Священник, совершавший богослужение, только что окончил трогательную проповедь, отчасти обращенную к несчастным Уилсону и Робертсону, которые сидели на отведенной для преступников скамье, каждый под охраной двух солдат городской стражи. Священник напомнил им, что скоро они присоединятся к сонму праведных или грешников; что не далее, как через два дня, они вместо церковных псалмов услышат райское пение или же плач и скрежет зубовный – смотря по тому, в каком расположении духа они встретят свой смертный час; что им не должно отчаиваться перед близким концом, но, напротив, радоваться: ибо всем присутствующим, молящимся вместе с ними, равно суждено умереть, но только им одним дано знать точно, когда приговор будет приведен в исполнение. «Поэтому, – воскликнул достойный человек дрожащим от волнения голосом, – пользуйтесь оставшимся временем, братья мои! Помните, что Тот, для Кого не существует времени, может даровать вам вечное спасение даже за те краткие минуты, которые оставил вам земной судия».

Было замечено, что Робертсон при этих словах заплакал; Уилсон же, казалось, ничего не понимал или был поглощен иными мыслями, но это в его положении было так естественно, что ни в ком не вызвало ни удивления, ни подозрений.

Служба окончилась, и молящиеся стали расходиться, но многие медлили, желая поближе рассмотреть преступников, которые вместе со стражей встали и также готовились идти, как только можно будет пробраться к выходу. В толпе раздавались возгласы сочувствия, особенно явного ввиду смягчающих обстоятельств дела, – как вдруг Уилсон, который, как мы уже говорили, обладал богатырской силой, схватил двоих солдат, каждого одной рукою, и, крикнув своему товарищу: «Беги, Джорди, беги!», бросился на третьего и вцепился зубами в ворот его мундира. Робертсон на мгновение оцепенел и, казалось, не в силах был бежать; но когда крик «Беги!» был подхвачен многими из окружающих, открыто ставшими на его сторону, он оттолкнул четвертого солдата, перескочил через скамью, смешался с толпою, где ни одна рука не поднялась задержать несчастного в его последней попытке спастись, мгновенно оказался у выхода – и исчез.

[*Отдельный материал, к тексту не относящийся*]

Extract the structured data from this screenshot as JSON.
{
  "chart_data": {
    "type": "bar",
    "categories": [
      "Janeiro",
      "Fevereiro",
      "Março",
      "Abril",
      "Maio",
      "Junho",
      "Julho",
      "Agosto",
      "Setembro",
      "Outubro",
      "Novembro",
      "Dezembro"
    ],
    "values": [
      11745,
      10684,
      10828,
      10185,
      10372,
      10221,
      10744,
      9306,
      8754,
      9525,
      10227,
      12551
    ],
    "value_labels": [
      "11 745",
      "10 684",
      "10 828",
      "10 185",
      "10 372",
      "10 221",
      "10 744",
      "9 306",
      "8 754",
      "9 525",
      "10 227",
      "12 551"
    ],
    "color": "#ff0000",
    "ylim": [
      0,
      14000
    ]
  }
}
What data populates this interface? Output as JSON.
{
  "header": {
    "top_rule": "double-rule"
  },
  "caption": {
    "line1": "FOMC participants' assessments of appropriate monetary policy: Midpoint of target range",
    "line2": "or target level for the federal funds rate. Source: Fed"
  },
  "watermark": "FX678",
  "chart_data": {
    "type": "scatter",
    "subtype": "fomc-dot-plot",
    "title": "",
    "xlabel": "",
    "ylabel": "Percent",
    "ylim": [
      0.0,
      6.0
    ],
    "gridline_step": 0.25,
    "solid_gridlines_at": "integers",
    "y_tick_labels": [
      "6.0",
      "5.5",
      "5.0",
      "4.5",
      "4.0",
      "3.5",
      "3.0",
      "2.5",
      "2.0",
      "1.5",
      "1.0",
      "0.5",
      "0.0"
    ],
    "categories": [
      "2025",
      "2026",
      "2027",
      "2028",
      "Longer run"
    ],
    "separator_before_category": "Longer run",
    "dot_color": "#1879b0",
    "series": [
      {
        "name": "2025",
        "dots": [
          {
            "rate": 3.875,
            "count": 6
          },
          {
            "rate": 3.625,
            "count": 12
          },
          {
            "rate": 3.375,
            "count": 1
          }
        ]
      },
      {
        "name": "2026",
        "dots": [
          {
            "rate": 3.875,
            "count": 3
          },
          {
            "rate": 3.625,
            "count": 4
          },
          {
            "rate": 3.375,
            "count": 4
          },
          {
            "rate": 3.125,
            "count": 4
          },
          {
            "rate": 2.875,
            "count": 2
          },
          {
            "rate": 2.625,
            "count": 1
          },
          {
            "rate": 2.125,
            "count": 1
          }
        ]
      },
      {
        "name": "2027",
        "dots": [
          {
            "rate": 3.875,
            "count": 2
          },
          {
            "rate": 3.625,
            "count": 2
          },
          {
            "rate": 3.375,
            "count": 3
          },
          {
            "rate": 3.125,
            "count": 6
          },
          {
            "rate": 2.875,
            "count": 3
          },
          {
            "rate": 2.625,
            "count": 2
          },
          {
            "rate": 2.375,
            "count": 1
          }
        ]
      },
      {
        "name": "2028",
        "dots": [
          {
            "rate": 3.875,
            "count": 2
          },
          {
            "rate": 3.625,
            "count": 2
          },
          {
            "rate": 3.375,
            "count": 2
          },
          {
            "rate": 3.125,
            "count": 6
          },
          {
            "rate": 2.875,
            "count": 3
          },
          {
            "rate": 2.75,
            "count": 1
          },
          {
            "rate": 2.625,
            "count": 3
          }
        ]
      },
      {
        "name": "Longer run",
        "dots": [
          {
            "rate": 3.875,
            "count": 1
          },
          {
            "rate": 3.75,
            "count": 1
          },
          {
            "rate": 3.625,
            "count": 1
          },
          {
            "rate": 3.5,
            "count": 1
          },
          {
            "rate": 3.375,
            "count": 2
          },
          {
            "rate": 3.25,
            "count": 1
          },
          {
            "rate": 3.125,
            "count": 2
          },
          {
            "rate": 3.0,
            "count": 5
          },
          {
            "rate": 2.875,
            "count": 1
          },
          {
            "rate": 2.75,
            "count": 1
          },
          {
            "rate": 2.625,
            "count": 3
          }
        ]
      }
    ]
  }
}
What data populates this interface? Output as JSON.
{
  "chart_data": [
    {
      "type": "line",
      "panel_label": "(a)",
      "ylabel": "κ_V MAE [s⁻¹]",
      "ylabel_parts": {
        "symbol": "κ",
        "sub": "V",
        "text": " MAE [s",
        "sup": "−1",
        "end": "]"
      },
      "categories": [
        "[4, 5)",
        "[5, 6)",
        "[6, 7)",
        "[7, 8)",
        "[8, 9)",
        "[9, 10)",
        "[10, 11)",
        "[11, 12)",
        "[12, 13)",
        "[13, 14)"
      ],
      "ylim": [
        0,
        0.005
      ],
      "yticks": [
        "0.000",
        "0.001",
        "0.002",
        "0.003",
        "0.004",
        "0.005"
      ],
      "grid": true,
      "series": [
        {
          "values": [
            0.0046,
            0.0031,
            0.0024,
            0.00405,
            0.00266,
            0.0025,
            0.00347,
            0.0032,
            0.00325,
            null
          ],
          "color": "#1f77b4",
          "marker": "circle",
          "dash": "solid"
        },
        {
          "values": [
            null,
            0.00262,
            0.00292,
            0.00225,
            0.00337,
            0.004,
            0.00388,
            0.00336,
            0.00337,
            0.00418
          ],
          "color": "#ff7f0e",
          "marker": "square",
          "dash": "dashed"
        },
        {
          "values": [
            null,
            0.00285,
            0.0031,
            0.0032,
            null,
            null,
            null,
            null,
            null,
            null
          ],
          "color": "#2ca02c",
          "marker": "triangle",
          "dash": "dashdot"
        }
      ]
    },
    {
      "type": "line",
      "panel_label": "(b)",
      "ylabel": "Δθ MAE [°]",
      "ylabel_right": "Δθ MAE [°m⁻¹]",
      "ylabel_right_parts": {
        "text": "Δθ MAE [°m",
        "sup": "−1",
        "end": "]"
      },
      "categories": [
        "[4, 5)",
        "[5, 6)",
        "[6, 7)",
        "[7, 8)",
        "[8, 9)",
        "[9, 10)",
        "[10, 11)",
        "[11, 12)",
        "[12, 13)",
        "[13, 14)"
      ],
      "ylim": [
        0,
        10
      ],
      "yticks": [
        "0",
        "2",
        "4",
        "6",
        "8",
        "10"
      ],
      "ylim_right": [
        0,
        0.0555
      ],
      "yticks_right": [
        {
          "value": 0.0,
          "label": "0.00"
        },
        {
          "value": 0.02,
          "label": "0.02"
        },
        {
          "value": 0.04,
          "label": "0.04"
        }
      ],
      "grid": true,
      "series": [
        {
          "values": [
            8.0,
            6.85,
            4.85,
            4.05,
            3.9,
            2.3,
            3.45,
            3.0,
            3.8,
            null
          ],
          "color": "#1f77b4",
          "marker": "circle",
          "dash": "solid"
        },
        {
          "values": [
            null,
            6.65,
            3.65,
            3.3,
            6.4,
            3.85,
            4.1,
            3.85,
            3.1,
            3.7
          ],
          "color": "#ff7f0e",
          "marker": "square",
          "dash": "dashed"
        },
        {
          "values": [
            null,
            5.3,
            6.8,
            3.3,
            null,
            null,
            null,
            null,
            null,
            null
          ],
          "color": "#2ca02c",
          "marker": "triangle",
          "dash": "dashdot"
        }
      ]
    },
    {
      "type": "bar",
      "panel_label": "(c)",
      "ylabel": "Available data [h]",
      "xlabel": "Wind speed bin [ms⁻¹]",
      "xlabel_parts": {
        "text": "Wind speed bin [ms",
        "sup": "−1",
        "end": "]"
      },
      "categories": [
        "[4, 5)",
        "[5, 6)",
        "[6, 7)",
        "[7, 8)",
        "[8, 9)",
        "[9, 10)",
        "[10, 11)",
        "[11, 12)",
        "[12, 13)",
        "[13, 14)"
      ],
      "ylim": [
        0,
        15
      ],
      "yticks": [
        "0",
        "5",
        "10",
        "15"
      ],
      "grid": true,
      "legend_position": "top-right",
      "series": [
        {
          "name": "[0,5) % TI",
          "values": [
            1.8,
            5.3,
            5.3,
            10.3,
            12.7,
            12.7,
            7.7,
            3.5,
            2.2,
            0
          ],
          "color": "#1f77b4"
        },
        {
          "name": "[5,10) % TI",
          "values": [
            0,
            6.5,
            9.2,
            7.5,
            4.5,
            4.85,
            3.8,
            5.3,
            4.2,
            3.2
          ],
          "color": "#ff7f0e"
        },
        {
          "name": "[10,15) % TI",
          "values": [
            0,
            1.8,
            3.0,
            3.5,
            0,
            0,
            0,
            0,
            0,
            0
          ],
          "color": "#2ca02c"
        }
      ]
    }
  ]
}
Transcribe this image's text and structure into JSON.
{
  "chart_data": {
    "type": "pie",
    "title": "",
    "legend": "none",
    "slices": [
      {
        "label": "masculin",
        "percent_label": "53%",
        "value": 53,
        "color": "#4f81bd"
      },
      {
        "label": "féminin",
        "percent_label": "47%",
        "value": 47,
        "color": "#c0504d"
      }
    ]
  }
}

Отвага и великодушие, проявленные Уилсоном, усилили общее сочувствие к нему. Когда не затронуты их собственные предубеждения, люди склонны сочувствовать бескорыстию и самоотвержению; все восхищались Уилсоном и радовались побегу Робертсона. Общее сочувствие породило даже слух о том, что перед самой казнью Уилсон будет освобожден толпою либо старыми товарищами или вторично проявит свою необычайную силу и отвагу. Власти сочли необходимым принять меры против возможных беспорядков. На место казни был послан большой отряд городской стражи под командованием капитана Портеуса, получившего столь печальную известность после трагических событий, связанных с этой казнью. Нелишне будет поэтому сказать несколько слов о его отряде и о нем самом. Впрочем, предмет этот настолько важен, что заслуживает особой главы.